Forma a los alumnos en términos de actitudes, valores, conocimientos, y habilidades que le permiten un óptimo desempeño profesional?

Se presta un servicio ético y profesional a la comunidad en áreas que son de la competencia de los profesionales en psicología?.

Da a conocer de manera adecuada el trabajo desarrollado durante las prácticas para difundir la profesión y presentar los resultados obtenidos del servicio que se presta?

Promueven el interés y la metodología para realizar investigación que favorezca el ejercicio de la profesión dentro de nuestro contexto?

La evaluación multidimensional e integral deberán vincularse a partir de las relaciones que se establecen entre los protagonistas del proceso: docente, programa educativo , alumno y servicio.

Por parte de los docentes/ supervisores:

Evaluación del desempeño de los alumnos y la adquisición de conocimientos, habilidades, valores, actitudes, responsabilidad, ética y compromiso mostrado durante las diferentes fases.

Evaluación del efecto de la intervención.

Evaluación de la institución en lo que se refiere a la facilidad para el cumplimiento de los objetivos y necesidad de continuar con la intervención o rediseñarla..

Autoevaluación en torno a su actuación como elemento facilitador, autocrítica de acciones emprendidas en el proceso de formación y análisis de las metas alcanzadas.

Por parte de los alumnos, la evaluación debe abarcar:

El grado de cumplimiento de los objetivos impuestos al inicio.

Los conocimientos y habilidades adquiridas durante el semestre.

El cumplimiento por parte de docente/ supervisor pare el logro de objetivos, las estrategias instruccionales que emplea para fomentar el aprendizaje, manejo de la comunicación y organización grupal y fomento y fortalecimiento del sentido de ética y responsabilidad profesional..

Grado de satisfacción con respecto al programa e institución.

Autoevaluación como la formación ética y profesional alcanzada, responsabilidad y compromiso, actitud hacia la práctica, población y capacidad de multidisciplinariedad que se obtuvieron.

Por parte dela institución:

Evaluación del efecto de la intervención.

Evaluación de compromiso mostrado por estudiantes y supervisores, incluyendo el sentido de ética y responsabilidad profesional.

Organización y dinámica del trabajo

Por parte de los usuarios:

Evaluación del efecto de la intervención y actitudes percibidas a lo largo de ésta.

La congruencia entre las expectativas y los logros obtenidos.

Evaluación del servicio en torno a las actitudes y ética mostrada durante la intervención.

Autoevaluación en relación al compromiso y responsabilidad mostradas durante la intervención, el seguimiento sistemático de tareas, citas y actividades fuera del horario de intervención.


El sistema de evaluación docente no debe quedar ajeno a la innovación educativa.
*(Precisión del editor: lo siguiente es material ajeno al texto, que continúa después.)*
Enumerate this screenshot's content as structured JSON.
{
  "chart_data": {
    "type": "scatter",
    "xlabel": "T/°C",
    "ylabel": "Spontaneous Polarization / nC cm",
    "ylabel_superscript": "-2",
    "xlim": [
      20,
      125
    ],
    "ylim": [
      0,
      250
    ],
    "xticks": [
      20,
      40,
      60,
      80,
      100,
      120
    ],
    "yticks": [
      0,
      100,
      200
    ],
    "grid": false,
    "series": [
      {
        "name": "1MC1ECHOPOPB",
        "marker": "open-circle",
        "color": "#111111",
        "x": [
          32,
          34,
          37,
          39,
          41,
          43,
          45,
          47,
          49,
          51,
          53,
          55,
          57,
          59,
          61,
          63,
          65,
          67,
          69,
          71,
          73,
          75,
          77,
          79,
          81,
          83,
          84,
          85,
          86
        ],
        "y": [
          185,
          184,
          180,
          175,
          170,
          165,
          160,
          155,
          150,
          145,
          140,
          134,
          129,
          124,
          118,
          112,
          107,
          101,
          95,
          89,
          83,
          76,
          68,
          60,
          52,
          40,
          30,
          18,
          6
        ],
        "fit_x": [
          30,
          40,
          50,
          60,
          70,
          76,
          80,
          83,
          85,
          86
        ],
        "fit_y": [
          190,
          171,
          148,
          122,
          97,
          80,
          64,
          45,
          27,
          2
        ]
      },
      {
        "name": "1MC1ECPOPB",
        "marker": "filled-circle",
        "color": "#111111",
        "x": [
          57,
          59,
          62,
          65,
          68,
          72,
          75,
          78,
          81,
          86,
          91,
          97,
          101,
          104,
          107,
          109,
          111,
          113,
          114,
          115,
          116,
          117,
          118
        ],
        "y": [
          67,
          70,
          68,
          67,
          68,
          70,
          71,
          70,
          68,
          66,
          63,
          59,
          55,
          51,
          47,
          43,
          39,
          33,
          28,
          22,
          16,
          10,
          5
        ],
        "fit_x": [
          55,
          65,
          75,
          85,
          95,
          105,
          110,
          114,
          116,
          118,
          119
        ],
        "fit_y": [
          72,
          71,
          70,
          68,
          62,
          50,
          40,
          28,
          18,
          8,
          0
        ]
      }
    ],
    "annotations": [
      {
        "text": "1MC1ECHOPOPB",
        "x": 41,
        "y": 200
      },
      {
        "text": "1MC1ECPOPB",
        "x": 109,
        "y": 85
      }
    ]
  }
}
La postura tradicional sumativa ha dado lugar a otras opciones más abiertas, las de tipo formativo, en las que la posición cuantitativista se ha visto superada por una alternativa más flexible, dinámica y abierta, y donde la vertiente cualitativa parece haber llegado para quedarse.

Desafortunadamente el sistema escolar mantiene aún la cultura de calificación y de medición, más que de evaluación, las tendencias educativas actuales se han ido enfocando hacia posturas menos asociadas al uso de exámenes como “diagnósticos” del trabajo escolar.